Trade finance platform Vayana Network, which recently closed a Rs 397-crore funding round from a slew of investors including IFC and PayU, among others, is gearing up to launch its International Trade Finance Services (ITFS) platform, for which it received a licence from the International Financial Services Centres Authority (IFSCA). The platform, which it plans to launch this fiscal, will enable SMEs to access international trade finance facilities for their export and import businesses.

“Today, 45-50 per cent of exporters are SMEs. What they really need is foreign currency credit, whereas, what they get is rupee credit, which means they take on the exchange risks.
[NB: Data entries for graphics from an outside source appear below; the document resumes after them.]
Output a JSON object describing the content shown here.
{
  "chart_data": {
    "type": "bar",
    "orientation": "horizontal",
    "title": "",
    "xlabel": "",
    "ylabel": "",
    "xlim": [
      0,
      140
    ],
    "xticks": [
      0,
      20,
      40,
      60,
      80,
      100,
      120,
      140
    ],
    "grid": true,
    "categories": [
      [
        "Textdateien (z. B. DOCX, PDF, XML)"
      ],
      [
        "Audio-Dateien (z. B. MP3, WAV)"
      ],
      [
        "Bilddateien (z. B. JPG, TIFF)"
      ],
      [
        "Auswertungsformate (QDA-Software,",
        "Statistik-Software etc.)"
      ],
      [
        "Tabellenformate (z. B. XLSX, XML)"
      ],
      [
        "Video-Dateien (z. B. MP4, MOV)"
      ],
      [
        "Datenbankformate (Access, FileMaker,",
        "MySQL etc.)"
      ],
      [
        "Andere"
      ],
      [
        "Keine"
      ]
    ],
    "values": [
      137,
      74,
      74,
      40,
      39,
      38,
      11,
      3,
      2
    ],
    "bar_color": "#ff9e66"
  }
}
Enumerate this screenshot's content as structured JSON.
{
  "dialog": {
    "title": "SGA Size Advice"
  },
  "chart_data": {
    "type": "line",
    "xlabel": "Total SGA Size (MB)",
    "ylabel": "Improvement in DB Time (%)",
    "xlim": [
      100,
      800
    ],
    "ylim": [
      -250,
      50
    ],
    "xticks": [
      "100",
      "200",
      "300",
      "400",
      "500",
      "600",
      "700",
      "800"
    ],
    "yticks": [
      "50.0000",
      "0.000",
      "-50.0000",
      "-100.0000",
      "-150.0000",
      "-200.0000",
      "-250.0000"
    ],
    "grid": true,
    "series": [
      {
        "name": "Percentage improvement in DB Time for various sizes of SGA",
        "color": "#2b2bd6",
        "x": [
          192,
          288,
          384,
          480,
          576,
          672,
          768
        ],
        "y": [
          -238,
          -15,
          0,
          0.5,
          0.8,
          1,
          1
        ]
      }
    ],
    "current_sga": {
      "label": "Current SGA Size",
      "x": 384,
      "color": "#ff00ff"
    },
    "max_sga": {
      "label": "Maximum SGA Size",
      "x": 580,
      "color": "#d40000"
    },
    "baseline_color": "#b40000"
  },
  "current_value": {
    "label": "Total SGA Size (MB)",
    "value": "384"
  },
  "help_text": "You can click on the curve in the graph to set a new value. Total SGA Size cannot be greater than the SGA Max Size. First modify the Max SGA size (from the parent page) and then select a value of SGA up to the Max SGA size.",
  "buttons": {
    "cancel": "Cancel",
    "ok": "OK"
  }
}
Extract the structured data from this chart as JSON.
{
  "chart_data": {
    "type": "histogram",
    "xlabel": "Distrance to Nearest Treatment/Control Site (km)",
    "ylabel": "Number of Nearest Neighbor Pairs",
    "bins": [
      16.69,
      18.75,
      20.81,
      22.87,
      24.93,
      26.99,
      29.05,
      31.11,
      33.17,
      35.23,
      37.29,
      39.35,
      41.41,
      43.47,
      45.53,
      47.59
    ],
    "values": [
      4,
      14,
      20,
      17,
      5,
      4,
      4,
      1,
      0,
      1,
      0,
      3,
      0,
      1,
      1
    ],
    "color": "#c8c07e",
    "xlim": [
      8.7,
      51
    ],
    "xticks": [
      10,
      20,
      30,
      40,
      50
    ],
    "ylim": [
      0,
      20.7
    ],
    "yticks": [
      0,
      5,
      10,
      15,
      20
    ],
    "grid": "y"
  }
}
ITFS will allow SMEs to get financing in foreign currency at much cheaper rates for their exports and imports,” says Ramaswamy Iyer, Founder and CEO, Vayana Network.

The Union government, too, has been actively supporting equity investment for SMEs with initiatives such as the Rs 50,000-crore fund-of-funds announced in May 2020, as part of the Aatmanirbhar Bharat package, to be administered by the NSIC Venture Capital Fund Limited (NVCFL), a wholly owned subsidiary of the National Small Industries Corporation.

While technology is helping traditional small businesses break the physical barriers of brick and mortar walls, they still do not attract venture capital (VC) investments as much as their tech-first counterparts. Lack of long-term private capital is a consistent problem for SMEs.

“There’s a large universe of SMEs that have been able to grow their businesses and use capital efficiently. These are the qualities typical VCs seek in their portfolio. Unfortunately, SMEs are not on the radar of VCs because they may not grow as fast as tech businesses and traditional non-tech enterprises may not offer many exit opportunities,” says Mitin Jain, Founder of private equity fund India SME Investments.

“There is some sort of a symbiotic relationship with the SMEs in a way, where start-ups want to ensure successful adoption of their products in India before launching for the world,” Jain adds, summing up the growing opportunity and collaboration between SMEs and start-ups.